“Give a brother some extra time!”

Posted: February 18, 2011 in Uncategorized

I changed the background of my blog to spice it up a little.

In reference to the title of this blog, yesterday in my class a student became frustrated when I revealed answers to the classwork before he had completed the assignment. He said, in an annoyed voice, “Give a brother some extra time!” Then he pushed his paper away from him and said that all he needed was more time.

I find that some students in developmental reading courses tend to process information a little slower than what is considered normal, so I generally allow all students to have more time, especially on quizzes.  The college I teach at, probably along with all other colleges, “is committed to the philosophy of nondiscrimination for individuals with disabilities.”  Students may not realize it, but colleges are “in compliance with Section 504 of the Rehabilitation Act of 1973 and the Americans with Disabilities Act (ADA) of 1990.”

What the above information means is that students can apply for services such as additional time, taking a test in a quiet setting with less distractions, having a note-taker, having font enlarged if they have poor eyesight, etc. I tell my students that if they had any of those services in high school, they can receive them in college as well. I even know a graduate student who utilizes disability services. Once students apply and are given documentation, their teachers have to comply with the services by law.

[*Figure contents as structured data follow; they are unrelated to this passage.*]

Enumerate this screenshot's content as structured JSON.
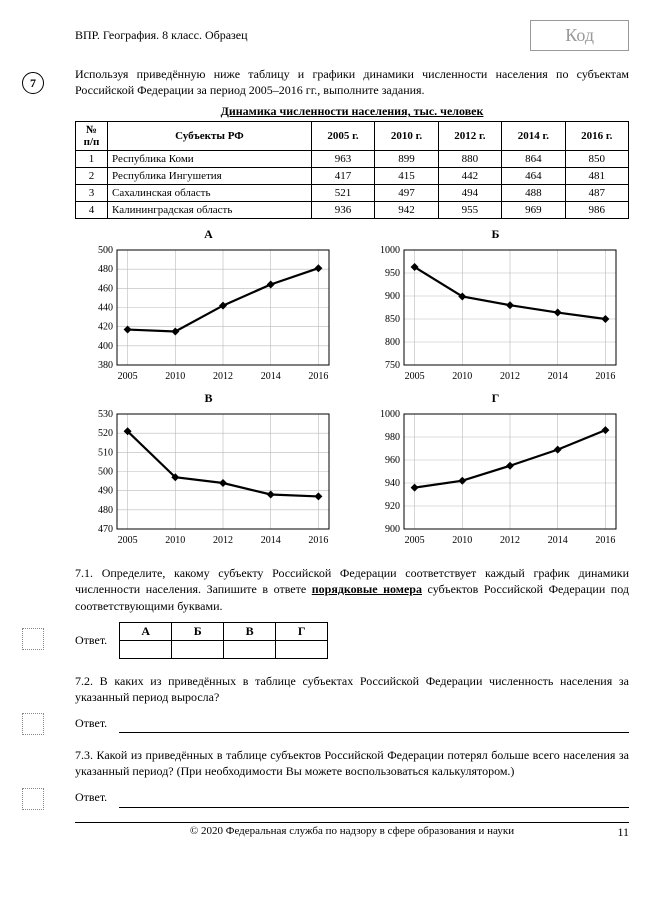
{
  "header": {
    "left": "ВПР. География. 8 класс. Образец",
    "code": "Код"
  },
  "question_number": "7",
  "intro": "Используя приведённую ниже таблицу и графики динамики численности населения по субъектам Российской Федерации за период 2005–2016 гг., выполните задания.",
  "table_title": "Динамика численности населения, тыс. человек",
  "columns": [
    "№ п/п",
    "Субъекты РФ",
    "2005 г.",
    "2010 г.",
    "2012 г.",
    "2014 г.",
    "2016 г."
  ],
  "rows": [
    [
      "1",
      "Республика Коми",
      "963",
      "899",
      "880",
      "864",
      "850"
    ],
    [
      "2",
      "Республика Ингушетия",
      "417",
      "415",
      "442",
      "464",
      "481"
    ],
    [
      "3",
      "Сахалинская область",
      "521",
      "497",
      "494",
      "488",
      "487"
    ],
    [
      "4",
      "Калининградская область",
      "936",
      "942",
      "955",
      "969",
      "986"
    ]
  ],
  "charts": {
    "years": [
      2005,
      2010,
      2012,
      2014,
      2016
    ],
    "A": {
      "label": "А",
      "ymin": 380,
      "ymax": 500,
      "ystep": 20,
      "values": [
        417,
        415,
        442,
        464,
        481
      ]
    },
    "B": {
      "label": "Б",
      "ymin": 750,
      "ymax": 1000,
      "ystep": 50,
      "values": [
        963,
        899,
        880,
        864,
        850
      ]
    },
    "V": {
      "label": "В",
      "ymin": 470,
      "ymax": 530,
      "ystep": 10,
      "values": [
        521,
        497,
        494,
        488,
        487
      ]
    },
    "G": {
      "label": "Г",
      "ymin": 900,
      "ymax": 1000,
      "ystep": 20,
      "values": [
        936,
        942,
        955,
        969,
        986
      ]
    },
    "line_color": "#000000",
    "grid_color": "#bbbbbb",
    "axis_color": "#000000",
    "marker_fill": "#000000"
  },
  "q71": {
    "text_before": "7.1.  Определите, какому субъекту Российской Федерации соответствует каждый график динамики численности населения. Запишите в ответе ",
    "emph": "порядковые номера",
    "text_after": " субъектов Российской Федерации под соответствующими буквами.",
    "answer_label": "Ответ.",
    "headers": [
      "А",
      "Б",
      "В",
      "Г"
    ]
  },
  "q72": {
    "text": "7.2.  В каких из приведённых в таблице субъектах Российской Федерации численность населения за указанный период выросла?",
    "answer_label": "Ответ."
  },
  "q73": {
    "text": "7.3.  Какой из приведённых в таблице субъектов Российской Федерации потерял больше всего населения за указанный период? (При необходимости Вы можете воспользоваться калькулятором.)",
    "answer_label": "Ответ."
  },
  "footer": "© 2020 Федеральная служба по надзору в сфере образования и науки",
  "page": "11"
}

Having a little extra time, as my student would have liked to have had, makes a big difference for some students and may be a determining factor in whether or not they are successful in college.

  1. Jessica Jones says:

    My child has a 504 Plan in place. So why do the teachers NEVER honor??? Some of the teachers have told her they don’t care what she has she will do the work the same as all the other students! I do not have much use for the Baltimore Co. Public school system at all!

    • mdeducator81 says:

      I teach a student who told me he received special ed services, and his mother was dissatisfied with his quality of education so she transfered him to many different schools.It’s sad that parents have to be responsible for finding a quality education for their children. If the school system was functioning properly, all schools would give students the opportunity to receive a quality education.